Every word gives a new facet to the whole picture and scene you are imagining.
This is indeed a process of exploring a poem, or rather of exploring your own inner senses and becoming aware of their precious gifts. In de la Mare's poem we are concerned with the inner sight and hearing (the harp music, the whimpering of the dog, the sound of the fire).

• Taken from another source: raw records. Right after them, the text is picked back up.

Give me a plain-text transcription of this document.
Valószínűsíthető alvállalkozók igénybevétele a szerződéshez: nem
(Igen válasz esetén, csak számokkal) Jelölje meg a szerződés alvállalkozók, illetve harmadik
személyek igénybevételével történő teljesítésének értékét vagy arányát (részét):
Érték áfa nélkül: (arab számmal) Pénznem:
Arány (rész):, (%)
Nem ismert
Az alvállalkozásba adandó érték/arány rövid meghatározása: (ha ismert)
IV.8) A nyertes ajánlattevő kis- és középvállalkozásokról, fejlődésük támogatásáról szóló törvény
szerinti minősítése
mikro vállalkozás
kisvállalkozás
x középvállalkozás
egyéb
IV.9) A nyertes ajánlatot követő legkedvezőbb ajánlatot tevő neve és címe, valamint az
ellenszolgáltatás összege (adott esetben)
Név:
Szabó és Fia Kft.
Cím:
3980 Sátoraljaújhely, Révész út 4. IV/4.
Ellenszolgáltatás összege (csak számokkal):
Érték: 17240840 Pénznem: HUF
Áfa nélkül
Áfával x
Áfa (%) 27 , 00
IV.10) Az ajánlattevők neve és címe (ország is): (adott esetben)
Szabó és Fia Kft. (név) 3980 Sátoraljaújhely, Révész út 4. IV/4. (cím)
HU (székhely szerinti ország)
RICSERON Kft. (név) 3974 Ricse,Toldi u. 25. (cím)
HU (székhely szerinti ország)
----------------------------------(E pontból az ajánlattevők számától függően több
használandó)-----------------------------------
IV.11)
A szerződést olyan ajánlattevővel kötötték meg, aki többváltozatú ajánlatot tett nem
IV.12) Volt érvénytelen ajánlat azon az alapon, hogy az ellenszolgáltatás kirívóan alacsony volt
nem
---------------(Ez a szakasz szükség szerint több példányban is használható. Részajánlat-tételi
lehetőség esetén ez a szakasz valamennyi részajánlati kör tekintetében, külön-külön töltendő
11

When this almost meditative ritual of working into the living ideas in a poem is rightly fulfilled, it is a beautiful soul experience. We all know how painful a bad film may be. By compulsion, images enter through the eye and we cannot protect ourselves from them. In our case of listening to the poem, we alone are monitoring the images and creatively forming the inner pictures. The experience is like a kind of melting of the heart centre, particularly if you are reciting and have got control and stillness in the breathing. (How interesting that we call it 'learning by heart'). What I have said holds good, even if the poem is a galloping ballad. The pauses must be absolute, even if only paper-thin. Then every thought is alive.

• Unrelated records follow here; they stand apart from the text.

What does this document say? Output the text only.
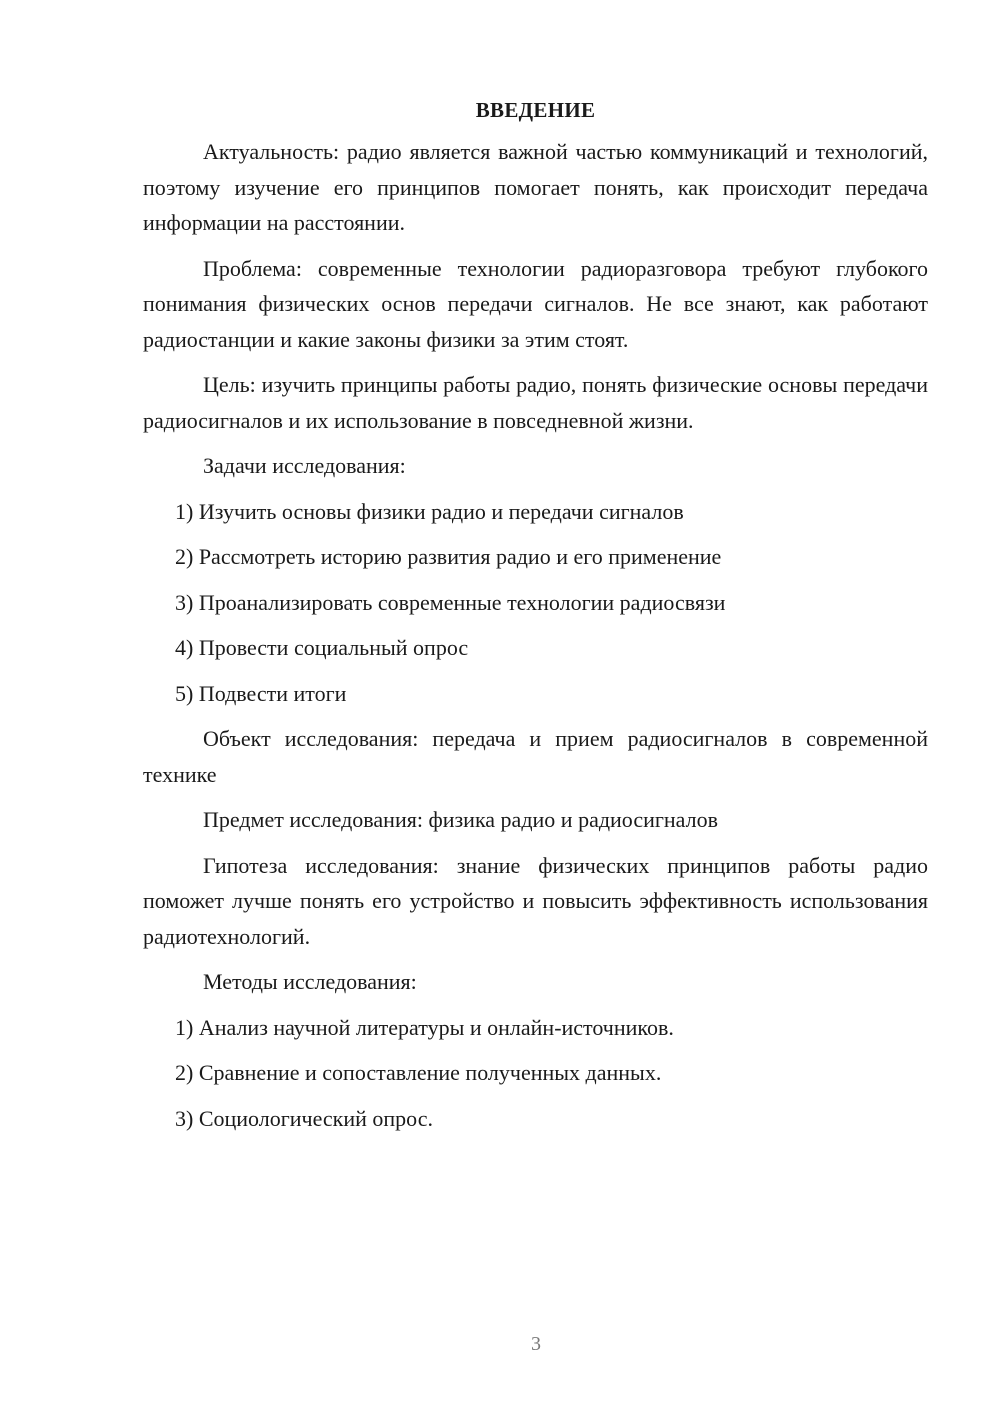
ВВЕДЕНИЕ

Актуальность: радио является важной частью коммуникаций и технологий, поэтому изучение его принципов помогает понять, как происходит передача информации на расстоянии.

Проблема: современные технологии радиоразговора требуют глубокого понимания физических основ передачи сигналов. Не все знают, как работают радиостанции и какие законы физики за этим стоят.

Цель: изучить принципы работы радио, понять физические основы передачи радиосигналов и их использование в повседневной жизни.

Задачи исследования:

1) Изучить основы физики радио и передачи сигналов
2) Рассмотреть историю развития радио и его применение
3) Проанализировать современные технологии радиосвязи
4) Провести социальный опрос
5) Подвести итоги

Объект исследования: передача и прием радиосигналов в современной технике

Предмет исследования: физика радио и радиосигналов

Гипотеза исследования: знание физических принципов работы радио поможет лучше понять его устройство и повысить эффективность использования радиотехнологий.

Методы исследования:

1) Анализ научной литературы и онлайн-источников.
2) Сравнение и сопоставление полученных данных.
3) Социологический опрос.
3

The poems quoted in Magic Casements all lend themselves to the approach here outlined. Explore them in this way. Remember to forbid yourself ever to read dead words. Live in the Living Word, the Living Idea. Know that Ideas are indeed alive, for an idea is a thought-being from the eternal ocean of Thought, which chooses to enter the realm of human thinking through your imagination. Do not hurt these living creatures by your crude reception of their gifts. Welcome them home. They are magic casements...
Such poems as these may indeed be used for awakening imagination and intuition. As we said at the beginning of this book, poetry is an aspect of initiation into the higher knowledge, involving those faculties which have so often gone dormant in our over-masculinated intellectual age. But often the magic of poetry is lost through careless and thoughtless recital, which has failed to appreciate what is meant by the Living Idea. In our age of spiritual awakening, the Ageless Wisdom appears to be breaking through into our consciousness. It is as if there were an ocean of living wisdom on the ethereal plane beyond time and form. Our lifted thinking and expanded consciousness can begin to tap this reservoir, and channel the archetypal ideas. And they are the stuff of great poetry.

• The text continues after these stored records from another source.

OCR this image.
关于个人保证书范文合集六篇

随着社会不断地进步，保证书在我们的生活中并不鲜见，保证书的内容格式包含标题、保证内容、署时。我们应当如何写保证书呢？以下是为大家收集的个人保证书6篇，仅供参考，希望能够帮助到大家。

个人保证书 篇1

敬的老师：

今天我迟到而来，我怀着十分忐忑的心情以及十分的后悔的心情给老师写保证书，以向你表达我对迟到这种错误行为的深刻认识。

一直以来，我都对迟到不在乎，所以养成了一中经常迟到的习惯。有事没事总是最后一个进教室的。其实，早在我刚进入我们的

We are avowedly founding our approach on the holistic world-view, which accepts the spiritual nature of man and the universe. When, with this world-picture in mind, we approach the great works of art and literature, they often begin to speak in a new way. We may sense the need for re-interpretation in the light of the spiritual world-view. This is something more than the 'onlooker' approach of academic criticism. It implies a blending with the being and beings within the forms. The symbols in myth and legend, poetry and drama, begin to speak to us, enhancing the meaning of life. Surely in our benighted world this gift is of unparalleled importance. Are we not being invited to a re-exploring of the arts seen as a vehicle for the living spirit, for this surely is what lies behind the creation of the master works? If we can but learn how to read these works aright, shall we not be resonating with the thinking of the initiate-souls who created them? The arts are truly the gateway to spiritual knowledge and should be approached as such. The present volume is an extremely modest attempt at such an approach. It could be followed by others. The rich heritage of English poetry holds so many treasures which we can use for the awakening of consciousness.